UnitedHealth Group (UNH:NYSE, $48.33, 3,500 shares, 5.52%): Solid grower in almost any environment, and I'm interested in adding to my stake on a decline below my $48 basis.

Watson Pharmaceutical (WPI:NYSE, $41.81, 2,000 shares, 2.73%): Found a marketing partner for Oxytrol in Europe ahead of expected mid-2004 approval. Company is ramping its U.S. launch for Memantine, and every 5 percentage points of market share in Europe could add 2 cents a share to Watson's annual earnings.

THREES

Conexant Systems (CNXT:Nasdaq, $5.52, 14,000 shares, 2.52%): Stock nearly touched $7, before coming down to current levels. For those like myself who own Conexant at such low prices, it doesn't make sense to buy more shares over $5.

E*Trade Group (ET:NYSE, $9.40, 17,500 shares, 5.37%): Mortgage business won't drop off as much as most folks expected this quarter, so E*Trade could top consensus estimates. That said, I'm neutral on adding new money to this stock at these levels.

Intel (INTC:Nasdaq, $27.27, 1,000 shares, 0.89%): Announced it was investing $450 million in Micron Technology (MU:NYSE). Along with an equity stake, the chip company is also motivating the memory company to have its new high- performance components ready for Intel's new product line to be rolled out in 2004.

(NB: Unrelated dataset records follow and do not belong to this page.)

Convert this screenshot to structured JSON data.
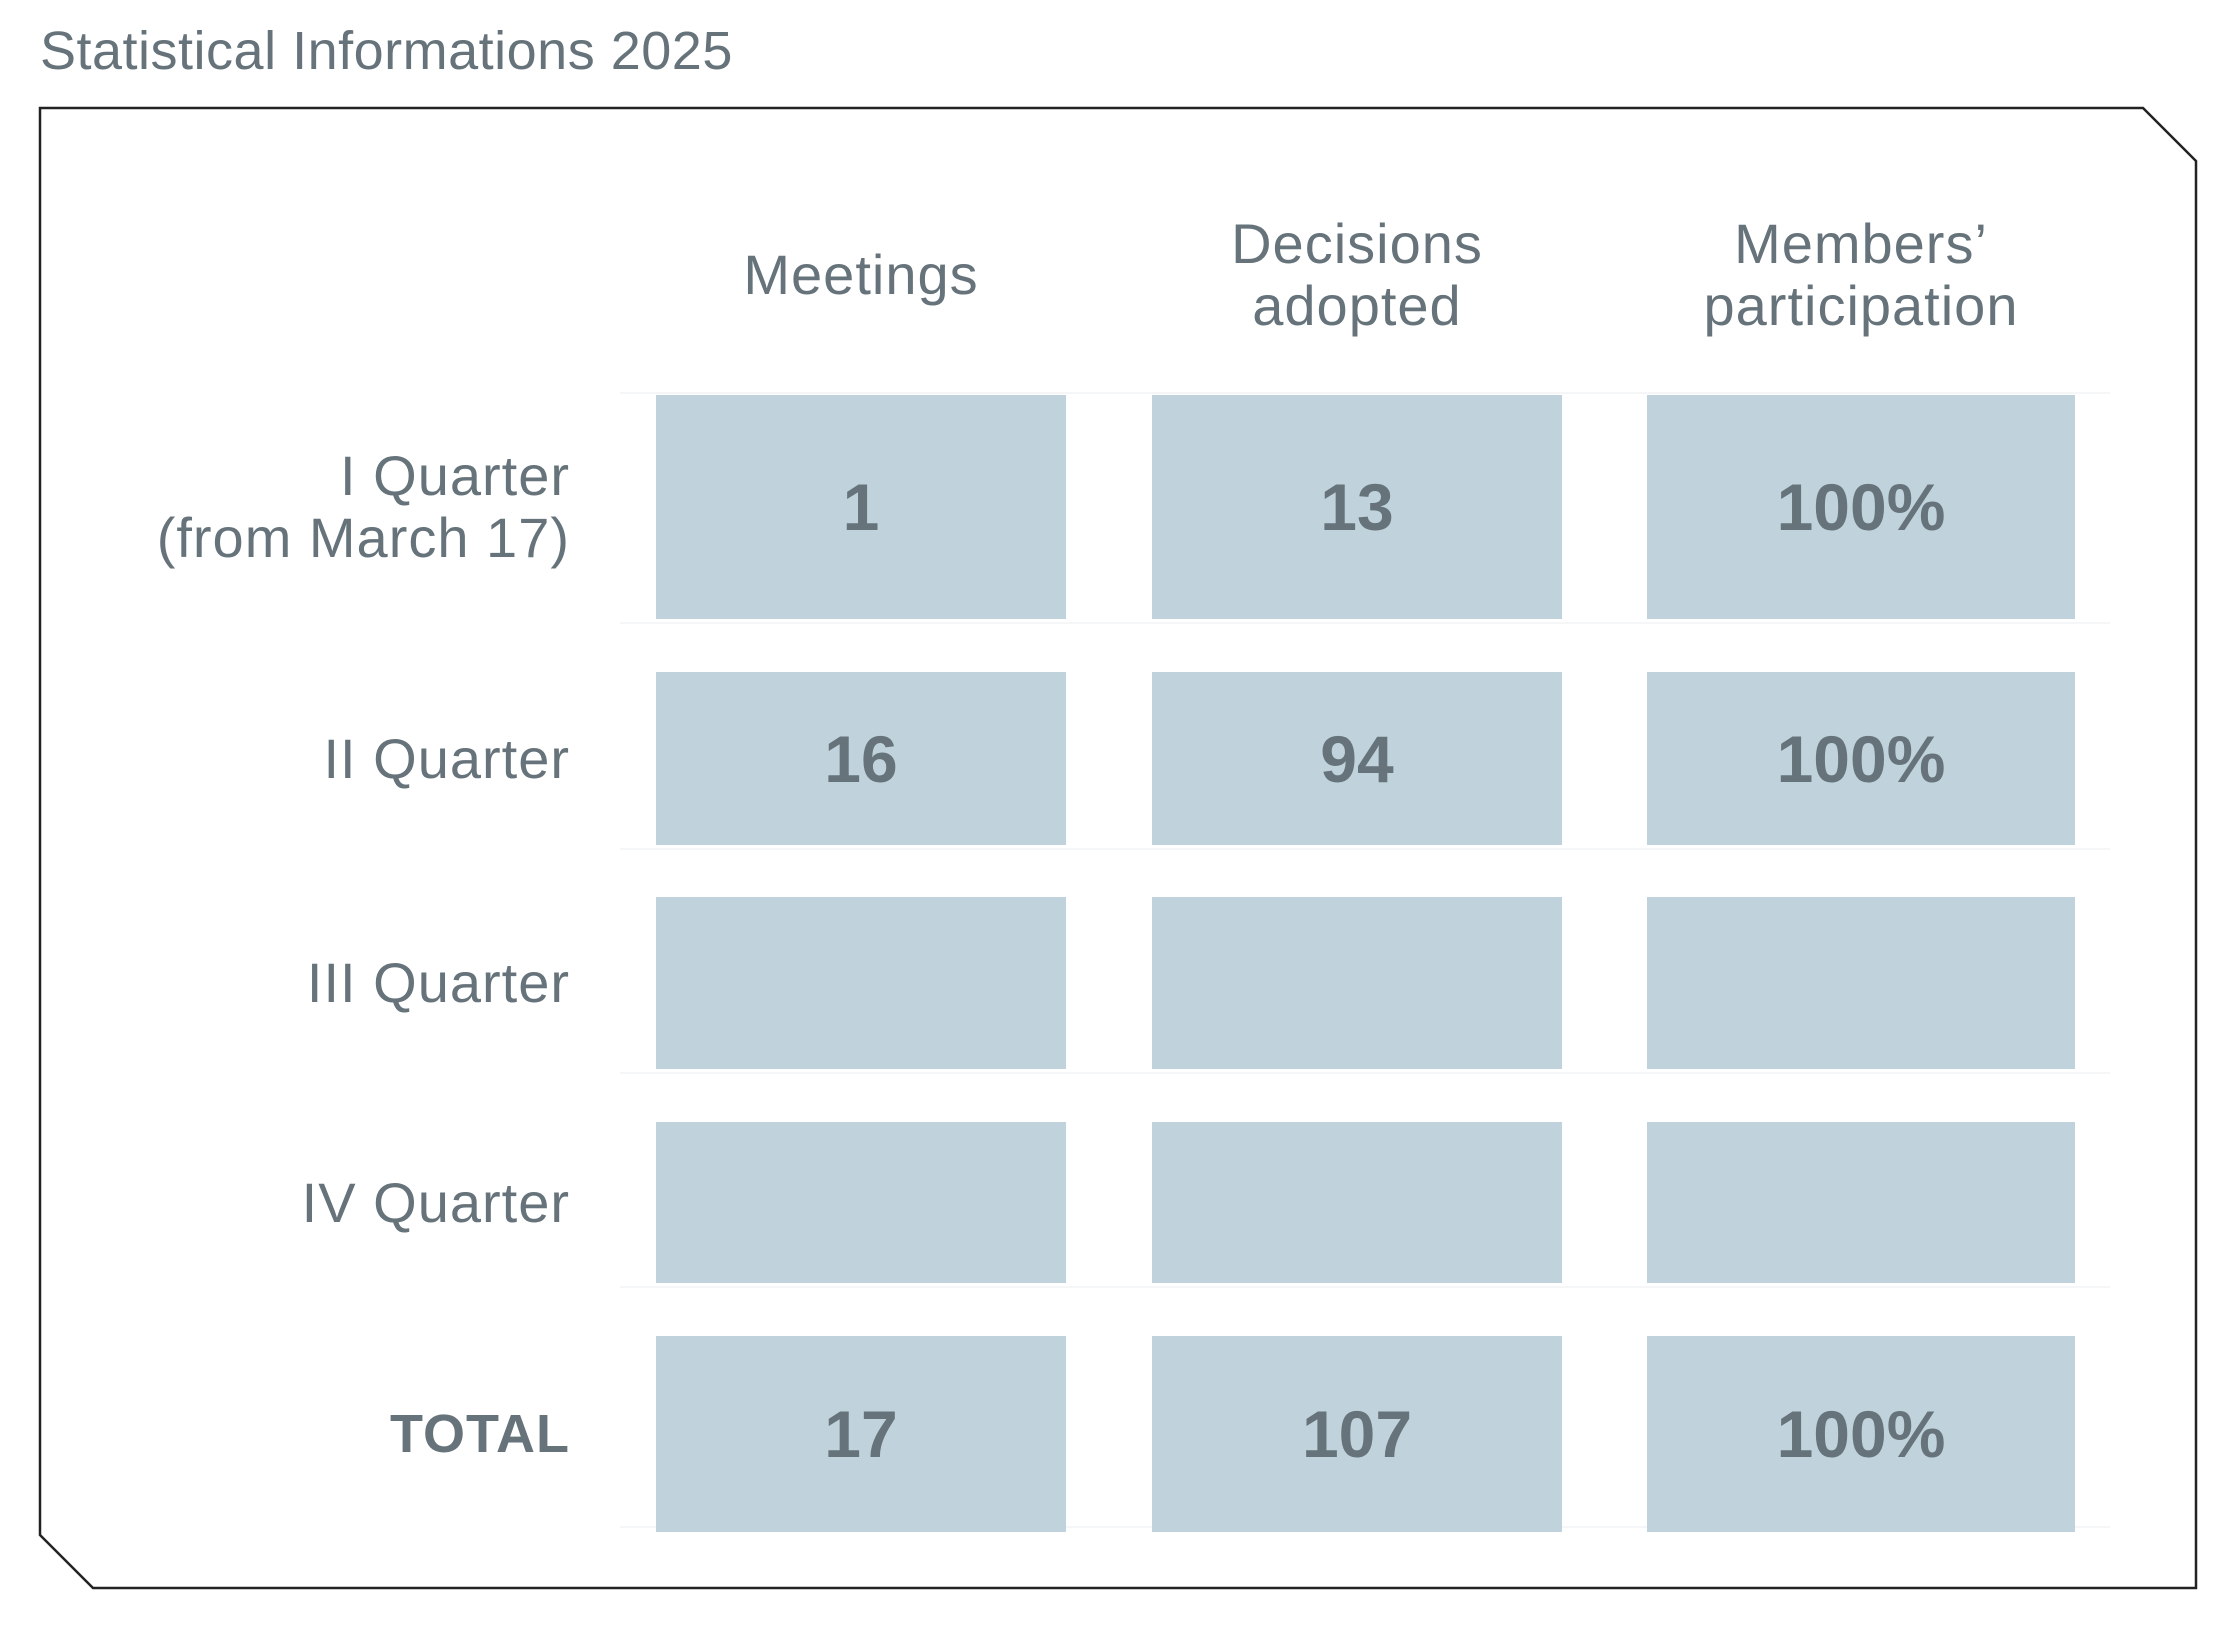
{
  "title": "Statistical Informations 2025",
  "colors": {
    "text": "#66737a",
    "cell_fill": "#c0d3dc",
    "border": "#222222"
  },
  "table": {
    "columns": [
      {
        "label": "Meetings"
      },
      {
        "label": "Decisions adopted",
        "line1": "Decisions",
        "line2": "adopted"
      },
      {
        "label": "Members’ participation",
        "line1": "Members’",
        "line2": "participation"
      }
    ],
    "rows": [
      {
        "label_line1": "I Quarter",
        "label_line2": "(from March 17)",
        "meetings": "1",
        "decisions": "13",
        "participation": "100%"
      },
      {
        "label": "II Quarter",
        "meetings": "16",
        "decisions": "94",
        "participation": "100%"
      },
      {
        "label": "III Quarter",
        "meetings": "",
        "decisions": "",
        "participation": ""
      },
      {
        "label": "IV Quarter",
        "meetings": "",
        "decisions": "",
        "participation": ""
      }
    ],
    "total": {
      "label": "TOTAL",
      "meetings": "17",
      "decisions": "107",
      "participation": "100%"
    }
  }
}
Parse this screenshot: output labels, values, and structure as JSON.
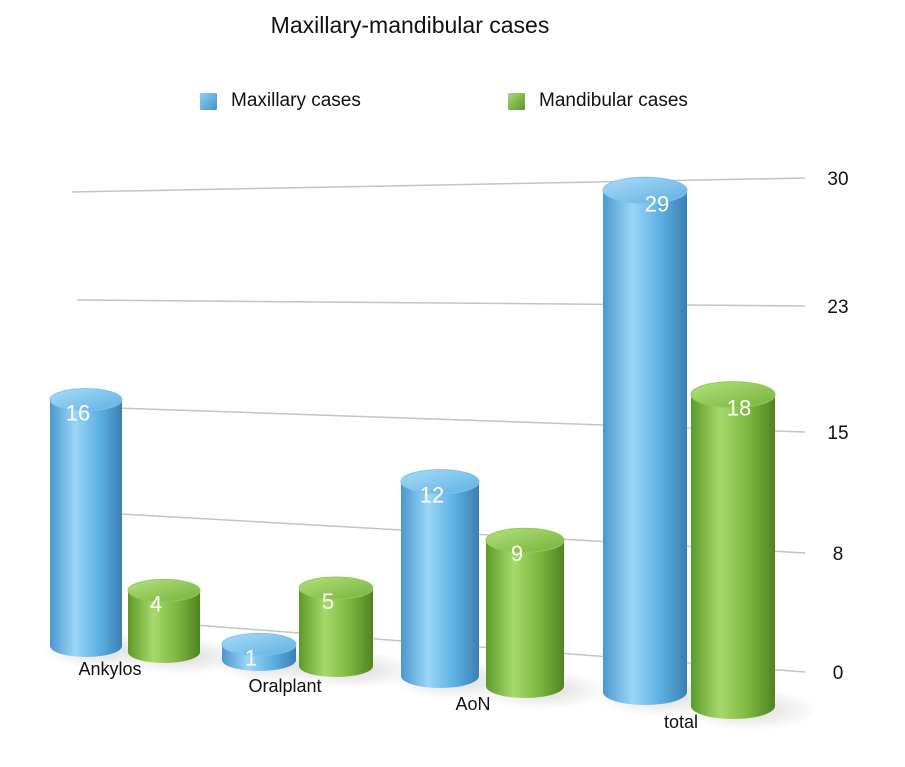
{
  "chart_data": {
    "type": "bar",
    "title": "Maxillary-mandibular cases",
    "categories": [
      "Ankylos",
      "Oralplant",
      "AoN",
      "total"
    ],
    "series": [
      {
        "name": "Maxillary cases",
        "values": [
          16,
          1,
          12,
          29
        ],
        "color": "#5aaee3"
      },
      {
        "name": "Mandibular cases",
        "values": [
          4,
          5,
          9,
          18
        ],
        "color": "#7ab53d"
      }
    ],
    "y_ticks": [
      "30",
      "23",
      "15",
      "8",
      "0"
    ],
    "ylim": [
      0,
      30
    ],
    "grid": true,
    "legend_position": "top",
    "style": "3d-cylinder"
  }
}
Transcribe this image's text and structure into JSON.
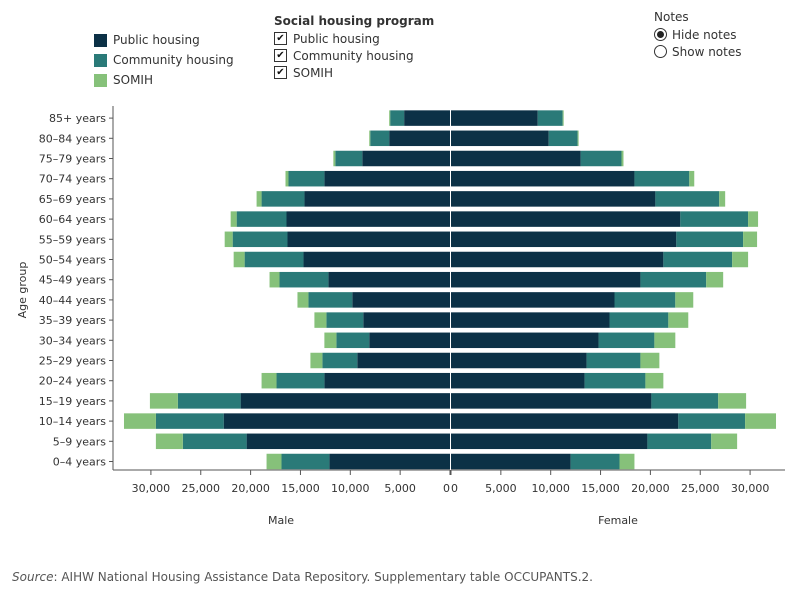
{
  "colors": {
    "public": "#0c3146",
    "community": "#2a7a78",
    "somih": "#86c17a",
    "axis": "#555555",
    "text": "#333333"
  },
  "legend": {
    "items": [
      {
        "key": "public",
        "label": "Public housing",
        "color": "#0c3146"
      },
      {
        "key": "community",
        "label": "Community housing",
        "color": "#2a7a78"
      },
      {
        "key": "somih",
        "label": "SOMIH",
        "color": "#86c17a"
      }
    ]
  },
  "program_filter": {
    "title": "Social housing program",
    "options": [
      {
        "label": "Public housing",
        "checked": true
      },
      {
        "label": "Community housing",
        "checked": true
      },
      {
        "label": "SOMIH",
        "checked": true
      }
    ]
  },
  "notes_toggle": {
    "title": "Notes",
    "options": [
      {
        "label": "Hide notes",
        "selected": true
      },
      {
        "label": "Show notes",
        "selected": false
      }
    ]
  },
  "source": {
    "prefix": "Source",
    "text": ": AIHW National Housing Assistance Data Repository. Supplementary table OCCUPANTS.2."
  },
  "chart_data": {
    "type": "bar",
    "orientation": "horizontal",
    "stacked": true,
    "ylabel": "Age group",
    "categories": [
      "85+ years",
      "80–84 years",
      "75–79 years",
      "70–74 years",
      "65–69 years",
      "60–64 years",
      "55–59 years",
      "50–54 years",
      "45–49 years",
      "40–44 years",
      "35–39 years",
      "30–34 years",
      "25–29 years",
      "20–24 years",
      "15–19 years",
      "10–14 years",
      "5–9 years",
      "0–4 years"
    ],
    "panels": [
      {
        "name": "Male",
        "xlim": [
          0,
          33000
        ],
        "ticks": [
          0,
          5000,
          10000,
          15000,
          20000,
          25000,
          30000
        ],
        "tick_labels": [
          "0",
          "5,000",
          "10,000",
          "15,000",
          "20,000",
          "25,000",
          "30,000"
        ],
        "series": [
          {
            "name": "Public housing",
            "key": "public",
            "values": [
              4600,
              6100,
              8800,
              12600,
              14600,
              16400,
              16300,
              14700,
              12200,
              9800,
              8700,
              8100,
              9300,
              12600,
              21000,
              22700,
              20400,
              12100
            ]
          },
          {
            "name": "Community housing",
            "key": "community",
            "values": [
              1400,
              1900,
              2700,
              3600,
              4300,
              5000,
              5500,
              5900,
              4900,
              4400,
              3700,
              3300,
              3500,
              4800,
              6300,
              6800,
              6400,
              4800
            ]
          },
          {
            "name": "SOMIH",
            "key": "somih",
            "values": [
              100,
              100,
              200,
              300,
              500,
              600,
              800,
              1100,
              1000,
              1100,
              1200,
              1200,
              1200,
              1500,
              2800,
              3200,
              2700,
              1500
            ]
          }
        ]
      },
      {
        "name": "Female",
        "xlim": [
          0,
          33000
        ],
        "ticks": [
          0,
          5000,
          10000,
          15000,
          20000,
          25000,
          30000
        ],
        "tick_labels": [
          "0",
          "5,000",
          "10,000",
          "15,000",
          "20,000",
          "25,000",
          "30,000"
        ],
        "series": [
          {
            "name": "Public housing",
            "key": "public",
            "values": [
              8700,
              9800,
              13000,
              18400,
              20500,
              23000,
              22600,
              21300,
              19000,
              16400,
              15900,
              14800,
              13600,
              13400,
              20100,
              22800,
              19700,
              12000
            ]
          },
          {
            "name": "Community housing",
            "key": "community",
            "values": [
              2500,
              2900,
              4100,
              5500,
              6400,
              6800,
              6700,
              6900,
              6600,
              6100,
              5900,
              5600,
              5400,
              6100,
              6700,
              6700,
              6400,
              4900
            ]
          },
          {
            "name": "SOMIH",
            "key": "somih",
            "values": [
              100,
              100,
              200,
              500,
              600,
              1000,
              1400,
              1600,
              1700,
              1800,
              2000,
              2100,
              1900,
              1800,
              2800,
              3100,
              2600,
              1500
            ]
          }
        ]
      }
    ],
    "grid": false,
    "legend_position": "top-left"
  }
}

Friday's upgrade from the JP Morgan analyst sent the stock out on a high note. No action to take right here, but I may get the opportunity to trade around some shares before the Oct. 14 earnings report.

FOURS

Wells Fargo (WFC:NYSE, $51.40, 1,000 shares, 1.68%): Sold a total of 2,500 shares on Friday. I like the fact the company has achieved triple-A lending status, but don't find the current valuation compelling compared with the bank's peers.

Regards,

James J. Cramer

DISCLOSURE: At the time of publication, Cramer was long AOL Time Warner, AT&T Wireless, Autobytel, Automatic Data Processing, Cendant, Charter Communications, Comcast, Conexant Systems, E*Trade, FleetBoston Financial, Honeywell, Intel, JDS Uniphase, J.P. Morgan, Limited Brands, Newell Rubbermaid, Nextel, Pfizer, Raytheon, Schering-Plough, UnitedHealth Group, ValueClick, Watson Pharmaceuticals, Wells Fargo and Zoran.